Imperfect Commitment in Maximal Extractable Value Auctions

TL;DR

This paper analyzes the commitment problem in Ethereum MEV auctions, modeling builder defection behavior and its impact on auction outcomes, with empirical estimates from real data.

Contribution

It introduces a model of builder defection in MEV auctions, quantifies its effects, and provides empirical estimates using the libmev dataset.

Findings

Sandwich opportunities are highly competitive.

Naked arbitrage and liquidations are more susceptible to builder defection.

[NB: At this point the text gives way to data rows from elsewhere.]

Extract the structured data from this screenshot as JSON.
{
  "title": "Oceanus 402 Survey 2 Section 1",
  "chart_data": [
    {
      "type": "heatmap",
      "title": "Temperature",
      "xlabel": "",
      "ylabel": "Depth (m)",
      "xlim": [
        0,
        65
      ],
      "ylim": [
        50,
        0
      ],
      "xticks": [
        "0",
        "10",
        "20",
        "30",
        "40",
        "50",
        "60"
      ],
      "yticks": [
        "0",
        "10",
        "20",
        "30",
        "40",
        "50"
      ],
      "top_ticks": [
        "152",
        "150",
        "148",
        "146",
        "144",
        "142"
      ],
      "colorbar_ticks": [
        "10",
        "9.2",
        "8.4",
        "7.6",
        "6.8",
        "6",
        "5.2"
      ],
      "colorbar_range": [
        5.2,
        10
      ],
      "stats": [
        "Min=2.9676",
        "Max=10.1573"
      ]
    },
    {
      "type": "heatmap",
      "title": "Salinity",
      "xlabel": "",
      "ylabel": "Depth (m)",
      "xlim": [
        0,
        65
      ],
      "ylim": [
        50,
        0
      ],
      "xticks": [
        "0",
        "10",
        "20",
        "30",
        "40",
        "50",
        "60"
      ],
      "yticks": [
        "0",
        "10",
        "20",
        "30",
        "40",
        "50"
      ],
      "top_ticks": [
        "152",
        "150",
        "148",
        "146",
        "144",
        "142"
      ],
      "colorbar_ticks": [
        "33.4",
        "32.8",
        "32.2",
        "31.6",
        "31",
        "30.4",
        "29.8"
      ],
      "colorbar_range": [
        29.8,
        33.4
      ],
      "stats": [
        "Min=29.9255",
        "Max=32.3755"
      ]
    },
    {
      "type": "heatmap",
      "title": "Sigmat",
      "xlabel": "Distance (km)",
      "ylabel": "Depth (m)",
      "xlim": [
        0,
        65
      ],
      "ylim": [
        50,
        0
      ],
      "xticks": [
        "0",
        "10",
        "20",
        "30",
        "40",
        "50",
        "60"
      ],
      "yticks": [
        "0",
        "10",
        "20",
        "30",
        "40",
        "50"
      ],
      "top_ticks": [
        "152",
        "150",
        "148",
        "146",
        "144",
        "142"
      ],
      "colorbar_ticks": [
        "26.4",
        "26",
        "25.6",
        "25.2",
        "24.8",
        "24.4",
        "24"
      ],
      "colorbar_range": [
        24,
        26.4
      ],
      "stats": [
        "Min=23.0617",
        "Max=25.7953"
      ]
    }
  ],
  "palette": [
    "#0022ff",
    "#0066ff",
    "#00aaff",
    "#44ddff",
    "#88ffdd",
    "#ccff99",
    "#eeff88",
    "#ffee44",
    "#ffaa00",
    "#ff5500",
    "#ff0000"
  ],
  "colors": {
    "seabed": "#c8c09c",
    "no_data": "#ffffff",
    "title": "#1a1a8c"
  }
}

Effective MEV auctions require both format and constraints on builder behavior.

Abstract

Ethereum block builders run sealed auctions among searchers, but nothing in the protocol forces a builder to honor the auction outcome after observing submitted bundles. This paper studies the commitment problem. We model a builder who defects with probability $\varepsilon$ and, upon defection, replicates a type-specific fraction $\gamma(\tau)$ of the winning MEV opportunity. Searchers anticipate this behavior and choose between a risky first-price bid and a safe deterrence bid that makes frontrunning unprofitable. The resulting equilibrium is piecewise, with the cost of imperfect commitment depending jointly on replicability and competition. Using the \texttt{libmev} dataset, we estimate $\gamma(\tau)$ from right-tail bribe plateaus and decompose observed auction revenue against the surplus a defecting builder could capture. The results show sharp heterogeneity across MEV types: sandwich opportunities are already highly competitive, while naked arbitrage and liquidations leave substantially more surplus exposed to builder defection. Credible MEV auctions, therefore, require not only an auction format, but also constraints on the builder's ability to use observed bid and payload information ex post.